AWS und EPS-Sterna: Mit New Space zu präziseren Wettervorhersagen,
Nowcasting und Klimabeobachtung
Die Mission des AWS besteht darin, erstmals genauere Wetterdaten für die
Arktis zu ermitteln, die kurzfristige Vorhersagen für die Polarregion
ermöglichen – bis hin zum sogenannten Nowcasting, das Vorhersagen für die
nächsten Stunden bezeichnet. Da die Arktis das weltweite Wetter stark
beeinflusst, ermöglichen die Daten auch bessere globale Wettervorhersagen.
Das gilt auch für das Klima: Der Klimawandel schreitet in der Arktis
schneller voran als in anderen Regionen der Welt. Zugleich wirken sich
Veränderungen in der Arktis aufgrund von Rückkopplungseffekten auf das
Weltklima aus.
Im Erfolgsfall soll eine ganze Konstellation von baugleichen
Kleinsatelliten dem AWS folgen: das EUMETSAT Polar System – Sterna (EPS-
Sterna). Geplant ist, immer sechs Satelliten zur gleichen Zeit auf drei
verschiedenen Erdumlaufbahnen langfristige Wetterdaten der Polarregionen
erheben zu lassen. Das Satellitenset wird dreimal erneuert, so dass
insgesamt 18 Satelliten zum Einsatz kommen. Zwei Satelliten sind als
Ersatz eingeplant. 2029 soll der erste von sechs EPS-Sterna-Satellit
starten.
Mit diesem Vorhaben verfolgt die ESA erstmals den New-Space-Ansatz, der
sich dadurch auszeichnet, dass Projekte in kürzester Zeit mit deutlich
geringerem Ressourceneinsatz durchgeführt werden. Im Fall des AWS, dessen
Gesamtmasse nur 150 kg beträgt, vergingen vom Projekt- bis zum
Raketenstart nur drei Jahre, in denen ein Bruchteil der Kosten verglichen
mit früheren Projekten anfiel. Weitere Vorteile von New Space bestehen in
der größeren Resilienz von Konstellationen – der Ausfall eines Satelliten
im Verbund kann kompensiert bzw. schnell und günstig ersetzt werden – und
in der Flexibilität von Missionen, die bei Bedarf ohne großen
Ressourceneinsatz verlängert oder verkürzt werden können.

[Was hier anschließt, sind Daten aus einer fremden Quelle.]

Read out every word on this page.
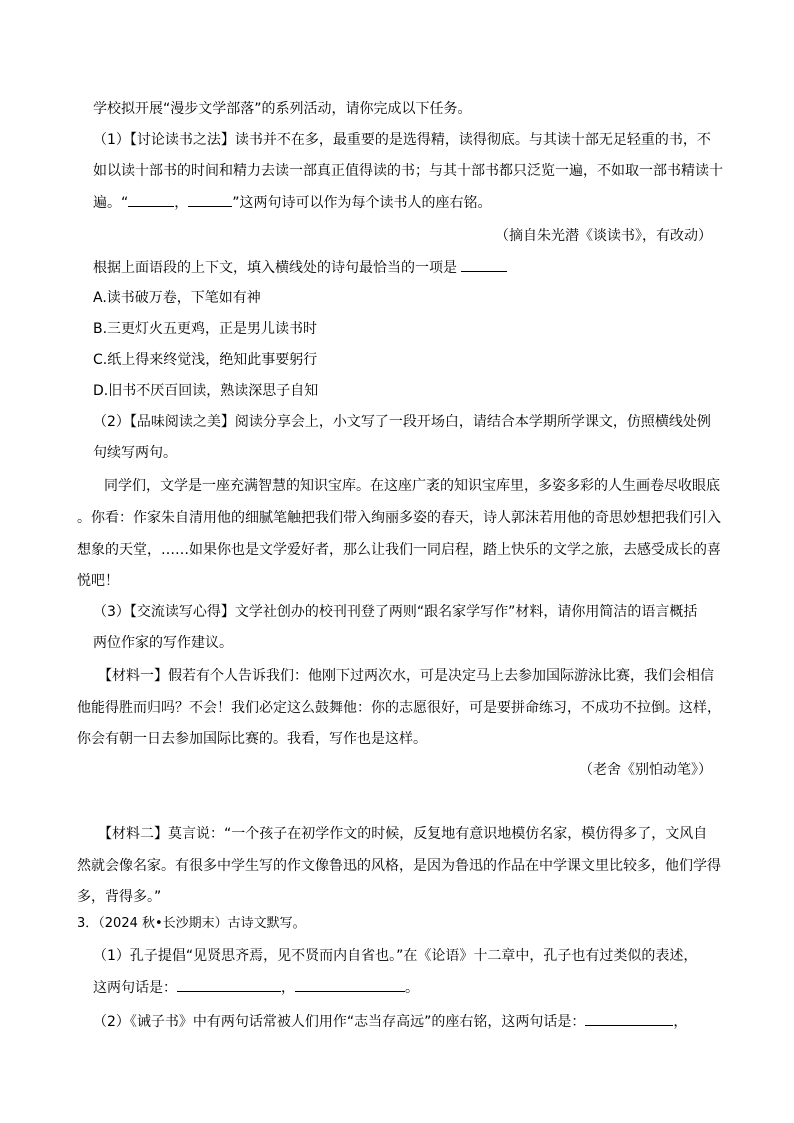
学校拟开展“漫步文学部落”的系列活动，请你完成以下任务。
（1）【讨论读书之法】读书并不在多，最重要的是选得精，读得彻底。与其读十部无足轻重的书，不
如以读十部书的时间和精力去读一部真正值得读的书；与其十部书都只泛览一遍，不如取一部书精读十
遍。“	，	”这两句诗可以作为每个读书人的座右铭。
（摘自朱光潜《谈读书》，有改动）
根据上面语段的上下文，填入横线处的诗句最恰当的一项是
A.读书破万卷，下笔如有神
B.三更灯火五更鸡，正是男儿读书时
C.纸上得来终觉浅，绝知此事要躬行
D.旧书不厌百回读，熟读深思子自知
（2）【品味阅读之美】阅读分享会上，小文写了一段开场白，请结合本学期所学课文，仿照横线处例
句续写两句。
同学们，文学是一座充满智慧的知识宝库。在这座广袤的知识宝库里，多姿多彩的人生画卷尽收眼底
。你看：作家朱自清用他的细腻笔触把我们带入绚丽多姿的春天，诗人郭沫若用他的奇思妙想把我们引入
想象的天堂，……如果你也是文学爱好者，那么让我们一同启程，踏上快乐的文学之旅，去感受成长的喜
悦吧！
（3）【交流读写心得】文学社创办的校刊刊登了两则“跟名家学写作”材料，请你用简洁的语言概括
两位作家的写作建议。
【材料一】假若有个人告诉我们：他刚下过两次水，可是决定马上去参加国际游泳比赛，我们会相信
他能得胜而归吗？不会！我们必定这么鼓舞他：你的志愿很好，可是要拼命练习，不成功不拉倒。这样，
你会有朝一日去参加国际比赛的。我看，写作也是这样。
（老舍《别怕动笔》）
【材料二】莫言说：“一个孩子在初学作文的时候，反复地有意识地模仿名家，模仿得多了，文风自
然就会像名家。有很多中学生写的作文像鲁迅的风格，是因为鲁迅的作品在中学课文里比较多，他们学得
多，背得多。”
3．（2024 秋•长沙期末）古诗文默写。
（1）孔子提倡“见贤思齐焉，见不贤而内自省也。”在《论语》十二章中，孔子也有过类似的表述，
这两句话是：	，	。
（2）《诫子书》中有两句话常被人们用作“志当存高远”的座右铭，这两句话是：	，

Fraunhofer IAF auf der EuMW 2024
Vom 24. bis zum 26. September 2024 präsentiert das Fraunhofer IAF
Ausstellungsexemplare der im AWS-Radiometer verbauten LNA-Module ebenso
wie weitere Hochfrequenzelektronik aus den Anwendungsbereichen
Satellitenkommunikation, Mobilfunk oder Tieftemperatur-Messtechnik auf der
diesjährigen European Microwave Week (EuMW) in Paris (Stand: 202K).
Forschende sind außerdem mit folgenden Themen im Konferenzprogramm
vertreten:
Sonntag, 22.9., 8:30–12:20 Uhr, WS09 EuMC, Raum 725–726
Dr. Laurenz John: »THz circuit and front-end developments based on InGaAs-
channel mHEMT devices«
Montag, 23.9., 8:30 Uhr, EuMIC03, Raum E04
Dr. Axel Tessmann: »High-Gain 664 GHz Low-Noise Amplifier Modules Based on
Advanced InGaAs HEMT Technologies«
Montag, 23.9., 16:50 Uhr, EuMIC14-3, Raum E02
Dr. Philipp Neininger: »mm-Wave GaN Varactors and E-/W-Band Phase Shifter«
Am Mittwoch, den 25. September, können Studierende und Berufseinsteigende
aus dem Fachbereich Mikrowellentechnologie das Fraunhofer IAF zudem beim
Young Professionals’ Career Event kennenlernen, das von 12 bis 15 Uhr in
Halle 7.3 der Paris Expo Porte de Versailles stattfindet. Die Teilnahme
ist kostenlos. Ab 19 Uhr findet im Chalet du Lac (avenue Anna
Politovskaïa, 75012 Paris) die dazugehörige Career Party statt. Tickets
dafür erhalten Interessierte beim Nachmittagsevent.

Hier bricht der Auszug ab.